Although based on the guideline that patients undergoing PCI should receive dual antiplatelet therapy (aspirin plus clopidogrel or ticagrelor), not all trials reported the exact number of patients receiving this therapy. However, studies that listed these numbers reported nearly 100% of the patients received dual antiplatelet therapy.

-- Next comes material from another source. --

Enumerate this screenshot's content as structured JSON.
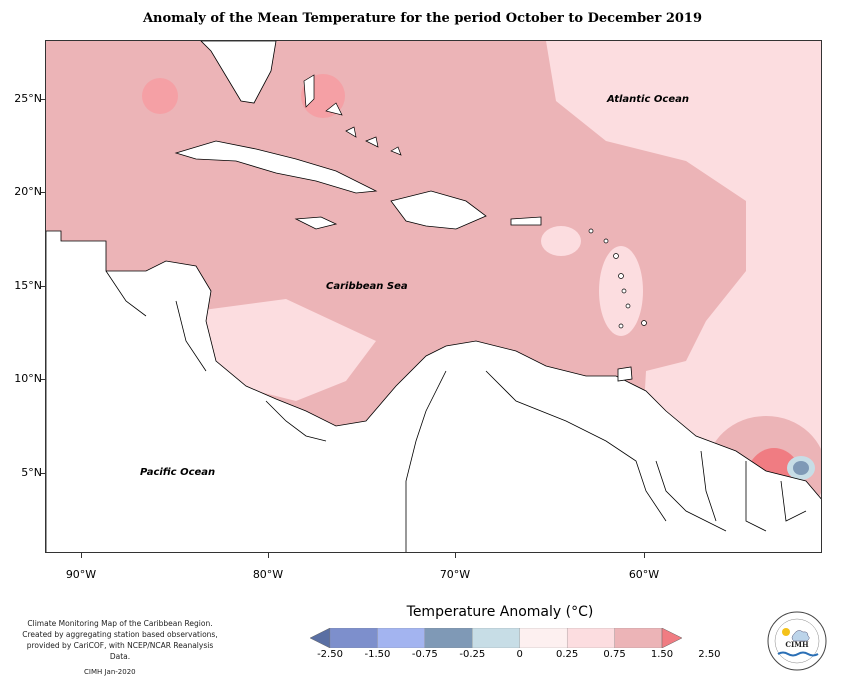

Some individual trials in the meta-analysis report benefits for reduction of heart attack and mortality. The largest study (Platelet Inhibition and Patient Outcomes [PLATO] trial, funded by the manufacturer of ticagrelor) included more than 18,000 patients, finding a statistically significant benefit for reduction of heart attack (1.1%) and mortality (1.4%). Unlike most of the studies in the meta-analysis, the PLATO trial followed patients for 12 months.4 This raises another limitation—variable follow-up periods. Some trials reported one-month or in-hospital outcomes, raising the concern that these trials may have underestimated the effectiveness of ticagrelor. This notion is challenged, however, by a study of 800 patients with 12 months of follow-up (also funded by the manufacturer of ticagrelor), which attempted to reproduce the PLATO trial in an Asian setting. The study failed to find any benefit and bordered on showing overall harm.5
Notably, ticagrelor is much more expensive than clopidogrel. As of March 2019, the price for a one-month supply of each was approximately $400 and $11, respectively.6
The 2016 American College of Cardiology/American Heart Association guideline on dual antiplatelet therapy in patients with coronary artery disease makes a class IIa recommendation that ticagrelor is preferential to clopidogrel for non-ST-elevation ACS and ST-elevation myocardial infarction in patients who undergo PCI. We believe that the existing evidence does not support this recommendation, because there was no statistically significant benefit in stent re-thrombosis or all-cause mortality, whereas there was evidence of increased risk of harm compared with clopidogrel.7
In summary, the existing evidence is poor, includes observational data pooled with trial data, and finds only harm, no benefit, with ticagrelor. We have assigned a color recommendation of red (no benefits) because of the uncertainty about benefits and evidence of potential harms. We await more rigorous review and further relevant trials.